Ahead of the season, the Edmonton Oilers stripped defenseman Andrew Ference of the captaincy in favor of naming four alternates. But following a season in which Ference, Taylor Hall, Ryan Nugent-Hopkins and Jordan Eberle all shared duty as the leaders of the Oilers, it appears the team is ready to name a captain, and don’t be surprised if that captain is Connor McDavid.
When asked Sunday if the Oilers would have a captain — a definite, ‘C’-wearing leader — next season, GM Peter Chiarelli said he believed that would be the case. Chiarelli stopped short of naming McDavid the future captain, but all signs are pointing in that direction. Sportsnet’s Mark Spector reported it’s likely that McDavid will be named the official leader of the team sometime before the 2016-17 season. However, if there was any lingering doubt about McDavid as captain, it was all but put to rest Monday as coach Todd McLellan extolled the virtues of McDavid following the burgeoning star’s rookie campaign.

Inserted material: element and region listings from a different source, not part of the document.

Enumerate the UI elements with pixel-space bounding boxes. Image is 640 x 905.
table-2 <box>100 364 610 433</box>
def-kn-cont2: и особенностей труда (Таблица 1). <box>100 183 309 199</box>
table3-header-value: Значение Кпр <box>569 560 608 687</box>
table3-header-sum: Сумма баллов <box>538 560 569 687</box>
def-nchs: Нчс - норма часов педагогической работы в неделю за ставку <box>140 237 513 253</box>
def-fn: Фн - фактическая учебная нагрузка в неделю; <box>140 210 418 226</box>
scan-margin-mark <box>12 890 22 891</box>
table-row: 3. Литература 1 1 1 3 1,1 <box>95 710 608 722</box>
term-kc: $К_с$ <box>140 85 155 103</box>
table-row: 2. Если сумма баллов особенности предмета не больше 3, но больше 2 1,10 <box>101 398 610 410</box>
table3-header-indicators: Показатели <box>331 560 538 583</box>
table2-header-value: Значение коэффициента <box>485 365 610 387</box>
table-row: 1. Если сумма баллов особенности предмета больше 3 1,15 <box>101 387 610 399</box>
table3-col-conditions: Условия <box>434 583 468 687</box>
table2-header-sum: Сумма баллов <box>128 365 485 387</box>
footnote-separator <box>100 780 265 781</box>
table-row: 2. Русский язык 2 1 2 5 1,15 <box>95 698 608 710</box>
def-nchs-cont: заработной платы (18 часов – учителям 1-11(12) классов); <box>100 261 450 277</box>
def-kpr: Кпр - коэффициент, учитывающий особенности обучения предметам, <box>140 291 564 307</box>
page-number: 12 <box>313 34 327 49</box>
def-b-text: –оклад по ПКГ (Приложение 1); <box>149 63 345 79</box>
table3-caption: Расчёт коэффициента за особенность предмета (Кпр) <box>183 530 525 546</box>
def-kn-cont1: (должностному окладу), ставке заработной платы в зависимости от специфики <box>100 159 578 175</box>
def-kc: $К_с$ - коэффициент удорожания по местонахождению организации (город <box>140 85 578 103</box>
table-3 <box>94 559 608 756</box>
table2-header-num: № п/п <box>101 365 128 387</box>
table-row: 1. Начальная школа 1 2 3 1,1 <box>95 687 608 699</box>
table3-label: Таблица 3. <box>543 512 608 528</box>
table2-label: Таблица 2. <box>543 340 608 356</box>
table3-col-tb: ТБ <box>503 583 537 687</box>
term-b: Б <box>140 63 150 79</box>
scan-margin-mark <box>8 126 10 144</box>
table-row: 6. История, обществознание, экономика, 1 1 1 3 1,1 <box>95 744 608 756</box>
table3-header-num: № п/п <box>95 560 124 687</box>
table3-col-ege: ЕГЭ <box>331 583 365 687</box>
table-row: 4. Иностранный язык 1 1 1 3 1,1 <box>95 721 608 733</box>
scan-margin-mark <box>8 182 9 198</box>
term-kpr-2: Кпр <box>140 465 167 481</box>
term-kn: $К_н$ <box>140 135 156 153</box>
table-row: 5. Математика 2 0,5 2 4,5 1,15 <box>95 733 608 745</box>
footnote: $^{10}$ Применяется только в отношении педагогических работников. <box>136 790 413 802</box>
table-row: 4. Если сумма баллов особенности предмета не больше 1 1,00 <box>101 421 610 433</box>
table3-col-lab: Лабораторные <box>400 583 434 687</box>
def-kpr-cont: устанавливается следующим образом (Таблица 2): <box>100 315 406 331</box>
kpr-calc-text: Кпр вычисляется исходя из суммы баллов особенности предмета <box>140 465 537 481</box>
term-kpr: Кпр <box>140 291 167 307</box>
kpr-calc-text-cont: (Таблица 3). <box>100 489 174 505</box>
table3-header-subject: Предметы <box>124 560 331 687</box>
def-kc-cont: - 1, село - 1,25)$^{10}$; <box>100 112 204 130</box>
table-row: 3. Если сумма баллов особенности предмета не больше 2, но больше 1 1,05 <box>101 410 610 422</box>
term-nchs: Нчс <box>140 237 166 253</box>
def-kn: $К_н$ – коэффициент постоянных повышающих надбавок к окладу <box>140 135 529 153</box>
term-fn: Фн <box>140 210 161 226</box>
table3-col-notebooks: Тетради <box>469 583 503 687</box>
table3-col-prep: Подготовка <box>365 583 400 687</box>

“Connor was a tremendous leader with us this year in his short time with us. His presence alone when he walks into the room — and he knows it — he exudes confidence, he carries himself properly,” McLellan said. “I think leaders attract to people. You want to be in his corner, you want to be around him and leaders, when they attract people, they care about people, too. And Connor has that going. He’s still 19, but I think he’s close to being the guy and ready for it.”
And whether or not he’s ready for it — and all signs indicate he indeed is — McLellan's praise makes it seem even more certain McDavid will have the ‘C’ on his sweater next season. And for the Oilers, naming McDaivd captain couldn’t make more sense.
With all the pressure that was on McDavid this season, it could have been understood if he stumbled here or there. But after two scoreless games to start his career, McDavid would start an absolute tear. Were it not for a broken clavicle that put him out of the lineup, McDavid could have been an 80-point player this season, and his points pace actually suggests he could have flirted with the 90-point plateau in his rookie season. And even though he missed 27 games, McDavid’s 16 goals and 48 points put him third in scoring on the Oilers.
Game in and game out when McDavid was healthy he was one of the most brilliant players on the ice for the Oilers, and he was no doubt looked to by teammates, coaches and fans to provide the offensive spark when need be. Furthermore, McDavid’s comments to wrap up the season made it clear he’s just as dedicated to turning things around in Edmonton as anyone in the Oilers' room. During the final meeting with the media, McDavid said losing eats him alive and “if it doesn’t then you shouldn’t really be here.”
“I know losing is something that’s happened a lot here in Edmonton for a while now and I think it just gets to a point where you have to just be so sick of losing that you can’t do it anymore,” McDavid added. “I think a lot of guys are definitely at that point. I’m a guy who definitely doesn’t handle losing well so this year has definitely been hard on me, but I definitely hope that’s something we can change next year.”
Add McDavid’s desire to win to his offensive talent, his status as one of the lone untouchables on the roster and that he’s come in and instantly become the face of the franchise and he’s the clear cut choice for captain. You could make an argument for Taylor Hall should he be around following the off-season, and Andrej Sekera would be a good, veteran option to take the captaincy, but both choices would seem like a placeholder -- a fill-in until McDavid is ready to take the crown.
Naming McDavid would mean a second-year player — one drafted little more than a year earlier — would step in to lead the Oilers but that’s not unprecedented. Jonathan Toews became captain of the Chicago Blackhawks before his sophomore season. The Pittsburgh Penguins named Sidney Crosby captain following his second year. And Gabriel Landeskog needed just one season to prove he was deserving of the Colorado Avalanche captaincy. McDavid would, however, become the youngest of captain of all-time were he given the honor in the off-season. Landeskog currently holds the title of youngest full-time captain, being named captain at 19 years, 286 days old. So long as McDavid was named captain before October 26, he would supplant Landeskog as the youngest captain in league history.
But age only means so much, and in McDavid’s case it actually might be a good thing. He can grow with the Oilers, lead them as he grows as a player and continue to become the face of the Oilers, like the Gretzkys, Messiers and Weights who came before. It’s evident, too, that McDavid’s teammates would be on board.
“I think, on the ice, he does everything the right way,” Oilers goaltender Cam Talbot said. “He doesn’t take shortcuts, he’s always the first one up the ice, first guy back on the backcheck. He leads by example on and off the ice, just the way he carries himself. There’s different ways that you can lead and it doesn’t always have to be vocal. Connor is just one of those guys who leads by example and that’s a guy you can follow.”
And come next season, there’s a good chance McDavid will be that guy — the captain that the Oilers will follow.